Se o teto não existisse, ele receberia R$ 50,6 mil, desconsiderando outros descontos como imposto de renda e previdência, conforme explica o professor de contabilidade da FEA Marcelo Botelho.
“Se faz um deflator em função do limite constitucional para o bruto ficar dentro do valor. Aí, obviamente, existem os descontos para ele receber o líquido. É uma conta complexa que leva em conta muitos fatores”, conta o professor.

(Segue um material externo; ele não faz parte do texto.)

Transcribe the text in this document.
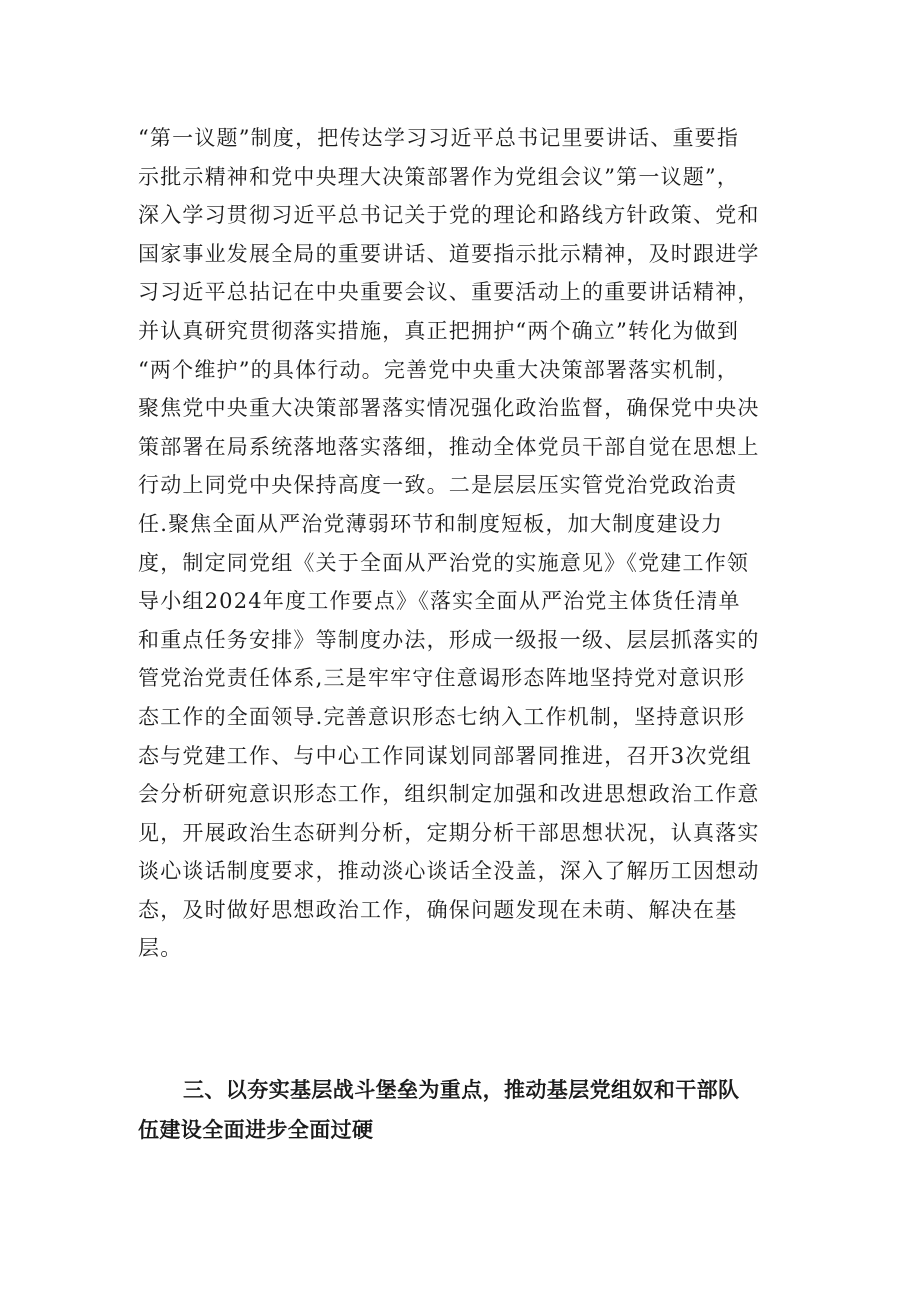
“第一议题”制度，把传达学习习近平总书记里要讲话、重要指
示批示精神和党中央理大决策部署作为党组会议”第一议题”，
深入学习贯彻习近平总书记关于党的理论和路线方针政策、党和
国家事业发展全局的重要讲话、道要指示批示精神，及时跟进学
习习近平总拈记在中央重要会议、重要活动上的重要讲话精神，
并认真研究贯彻落实措施，真正把拥护“两个确立”转化为做到
“两个维护”的具体行动。完善党中央重大决策部署落实机制，
聚焦党中央重大决策部署落实情况强化政治监督，确保党中央决
策部署在局系统落地落实落细，推动全体党员干部自觉在思想上
行动上同党中央保持高度一致。二是层层压实管党治党政治责
任.聚焦全面从严治党薄弱环节和制度短板，加大制度建设力
度，制定同党组《关于全面从严治党的实施意见》《党建工作领
导小组2024年度工作要点》《落实全面从严治党主体货任清单
和重点任务安排》等制度办法，形成一级报一级、层层抓落实的
管党治党责任体系,三是牢牢守住意谒形态阵地坚持党对意识形
态工作的全面领导.完善意识形态七纳入工作机制，坚持意识形
态与党建工作、与中心工作同谋划同部署同推进，召开3次党组
会分析研宛意识形态工作，组织制定加强和改进思想政治工作意
见，开展政治生态研判分析，定期分析干部思想状况，认真落实
谈心谈话制度要求，推动淡心谈话全没盖，深入了解历工因想动
态，及时做好思想政治工作，确保问题发现在未萌、解决在基
层。
三、以夯实基层战斗堡垒为重点，推动基层党组奴和干部队
伍建设全面进步全面过硬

3. Quem são os outros beneficiados
Além do prefeito, vice, secretários e vereadores, o reajuste também beneficia o chamado “Grupo do teto”, do qual fazem parte servidores da ativa, pensionistas e aposentados que recebem o limite do prefeito.
À reportagem, um fiscal fazendário que faz parte do grupo comemorou o fato e lembrou que eles não recebem reajuste pela inflação desde 2017.
“[Estamos] muito felizes, embora os anos de congelamento e perda salarial sejam irrecuperáveis”, diz o profissional, que preferiu não ser identificado.
Vereadores aprovam aumento de salário de parlamentares, prefeito, vice e secretários em Ribeirão Preto
Reprodução/TV Câmara
4. O que dizem as partes contrárias
O promotor Sebastião Sérgio da Silveira instaurou na terça-feira (28) um inquérito civil para apurar supostas irregularidades na tramitação do projeto.
A medida ocorreu após o Ministério Público (MP) receber ofício de instituições contrárias à forma pela qual o texto foi conduzido, como a Associação Comercial e Industrial de Ribeirão Preto (Acirp) e o Instituto Ribeirão 2030, entidade que atua no controle de gastos públicos na cidade.
Membro do Instituto, Márcio Minoru diz que, pela importância, a pauta necessitaria de audiências públicas para um debate com a população, como aconteceu na proposta que pretende aumentar o número de cadeiras no Legislativo municipal.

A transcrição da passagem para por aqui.